Lately I've found myself thinking negatively a lot. Tense muscles constantly. Restless sleep frequently. A gnawing feeling in the pit of my stomach.
I realized something.
I have ceased to express gratitude.
When was the last time I wrote down what I was thankful for?
It's been a while.
Without thankfulness life is harder. It's more difficult to forgive. Bearing others' burdens becomes wearisome. Keeping my focus on Jesus starts to be challenging.
Lord, lead me back to having a grateful heart!
Remember how I claimed Psalm 34 when we were in Africa? Revisiting that Psalm tonight took my breath away.
The answer is there. Right there in black and white.
"I will bless the Lord at all times; his praise shall continually be in my mouth."-v. 1
I have failed to praise Him lately. Instead I have questioned Him.

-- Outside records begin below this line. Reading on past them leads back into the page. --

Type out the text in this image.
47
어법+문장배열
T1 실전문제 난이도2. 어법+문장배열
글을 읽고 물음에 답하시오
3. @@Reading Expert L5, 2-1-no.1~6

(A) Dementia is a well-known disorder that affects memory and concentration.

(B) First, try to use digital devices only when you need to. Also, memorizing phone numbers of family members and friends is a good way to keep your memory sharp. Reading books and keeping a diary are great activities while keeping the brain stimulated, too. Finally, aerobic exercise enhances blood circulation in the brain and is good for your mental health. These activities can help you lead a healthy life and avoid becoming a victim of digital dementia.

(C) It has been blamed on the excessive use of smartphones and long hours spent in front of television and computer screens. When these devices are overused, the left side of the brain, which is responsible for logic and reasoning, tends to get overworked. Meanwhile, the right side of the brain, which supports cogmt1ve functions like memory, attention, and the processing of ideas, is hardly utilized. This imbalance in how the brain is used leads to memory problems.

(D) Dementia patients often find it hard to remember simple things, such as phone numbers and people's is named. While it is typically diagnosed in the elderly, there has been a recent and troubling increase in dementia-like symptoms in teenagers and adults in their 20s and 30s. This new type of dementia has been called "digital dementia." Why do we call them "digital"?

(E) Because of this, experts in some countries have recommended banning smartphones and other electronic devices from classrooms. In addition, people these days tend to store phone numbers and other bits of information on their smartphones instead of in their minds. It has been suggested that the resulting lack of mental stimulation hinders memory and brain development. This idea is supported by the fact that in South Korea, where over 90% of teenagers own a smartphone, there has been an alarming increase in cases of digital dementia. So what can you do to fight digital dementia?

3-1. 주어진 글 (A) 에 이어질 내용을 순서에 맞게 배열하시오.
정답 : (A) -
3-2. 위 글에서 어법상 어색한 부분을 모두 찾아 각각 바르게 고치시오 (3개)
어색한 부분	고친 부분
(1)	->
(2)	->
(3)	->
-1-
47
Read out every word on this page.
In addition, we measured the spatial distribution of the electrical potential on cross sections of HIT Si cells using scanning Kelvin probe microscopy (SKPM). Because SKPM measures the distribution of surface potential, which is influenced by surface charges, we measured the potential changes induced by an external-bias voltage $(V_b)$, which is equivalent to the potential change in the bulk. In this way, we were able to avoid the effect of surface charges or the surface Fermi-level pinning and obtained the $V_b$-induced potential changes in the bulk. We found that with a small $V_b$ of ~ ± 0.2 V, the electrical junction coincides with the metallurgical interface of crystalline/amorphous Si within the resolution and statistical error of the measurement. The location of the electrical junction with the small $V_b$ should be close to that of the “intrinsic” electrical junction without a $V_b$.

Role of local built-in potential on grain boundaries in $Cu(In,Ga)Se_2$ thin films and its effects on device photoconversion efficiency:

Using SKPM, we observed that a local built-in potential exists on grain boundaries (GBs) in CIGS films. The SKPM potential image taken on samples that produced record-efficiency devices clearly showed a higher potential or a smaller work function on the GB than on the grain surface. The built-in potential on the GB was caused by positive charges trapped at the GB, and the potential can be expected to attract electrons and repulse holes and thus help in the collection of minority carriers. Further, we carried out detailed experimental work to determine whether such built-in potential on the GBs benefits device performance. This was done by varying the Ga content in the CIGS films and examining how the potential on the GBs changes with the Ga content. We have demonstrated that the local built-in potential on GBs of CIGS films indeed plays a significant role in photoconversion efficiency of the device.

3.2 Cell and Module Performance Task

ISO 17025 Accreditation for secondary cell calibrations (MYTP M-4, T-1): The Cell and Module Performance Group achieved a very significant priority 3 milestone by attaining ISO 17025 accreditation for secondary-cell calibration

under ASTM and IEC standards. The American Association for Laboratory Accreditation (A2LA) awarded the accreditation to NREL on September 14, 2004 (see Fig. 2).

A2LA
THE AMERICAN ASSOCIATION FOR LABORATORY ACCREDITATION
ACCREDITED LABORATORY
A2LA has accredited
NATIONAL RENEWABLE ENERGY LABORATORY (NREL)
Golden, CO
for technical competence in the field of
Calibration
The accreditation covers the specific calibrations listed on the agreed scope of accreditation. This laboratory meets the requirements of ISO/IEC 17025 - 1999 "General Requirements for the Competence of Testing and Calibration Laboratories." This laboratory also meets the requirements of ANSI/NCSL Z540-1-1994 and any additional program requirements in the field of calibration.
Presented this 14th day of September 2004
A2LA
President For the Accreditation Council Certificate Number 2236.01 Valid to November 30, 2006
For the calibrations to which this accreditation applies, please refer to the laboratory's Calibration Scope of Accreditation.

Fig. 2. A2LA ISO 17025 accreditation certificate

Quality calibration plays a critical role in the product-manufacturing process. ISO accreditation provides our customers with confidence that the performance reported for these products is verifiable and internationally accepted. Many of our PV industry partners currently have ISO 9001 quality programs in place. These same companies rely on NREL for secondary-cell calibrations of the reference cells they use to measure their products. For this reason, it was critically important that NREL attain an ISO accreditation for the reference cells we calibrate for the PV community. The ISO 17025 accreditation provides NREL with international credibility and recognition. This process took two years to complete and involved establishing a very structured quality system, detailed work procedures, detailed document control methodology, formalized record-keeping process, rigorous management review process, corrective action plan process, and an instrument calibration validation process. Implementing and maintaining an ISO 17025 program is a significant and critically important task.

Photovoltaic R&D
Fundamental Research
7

"My soul makes it's boast in the Lord; let the humble hear and be glad."- v.2
Am I boasting in God lately? Or have I wallowed in self-pity and anger?
"Oh magnify the Lord with me and let us exalt His name together." -v.3
Won't you praise Him with me?
"I sought the Lord and He heard me, and delivered me from all my fears." -v.4
Every time I have said in my heart, "I just can NOT do this one more day", God has sent some one to encourage me. He does hear me. But I have to acknowledge Him.
This week is going to be filled with singing this praise song to help me remember. Do you know it? http://www.youtube.com/watch?v=zE-4DsUf_Uo&feature=related (song starts at 1:08)
The words are:
"Give thanks with a grateful heart
Give thanks to the Holy One
Give thanks because He's given Jesus Christ, His Son.
And now let the weak say I am strong
Let the poor say I am rich
Because of what the Lord has done for us
Today I am thankful for: Friends Rob and Sheri, who have gone over and above what friendship normally looks like; hugs from 5 children; a donated basketball hoop from David and Natalie; and watching our chickens peck the dirt (observing farm animals is therapeutic- try it sometime).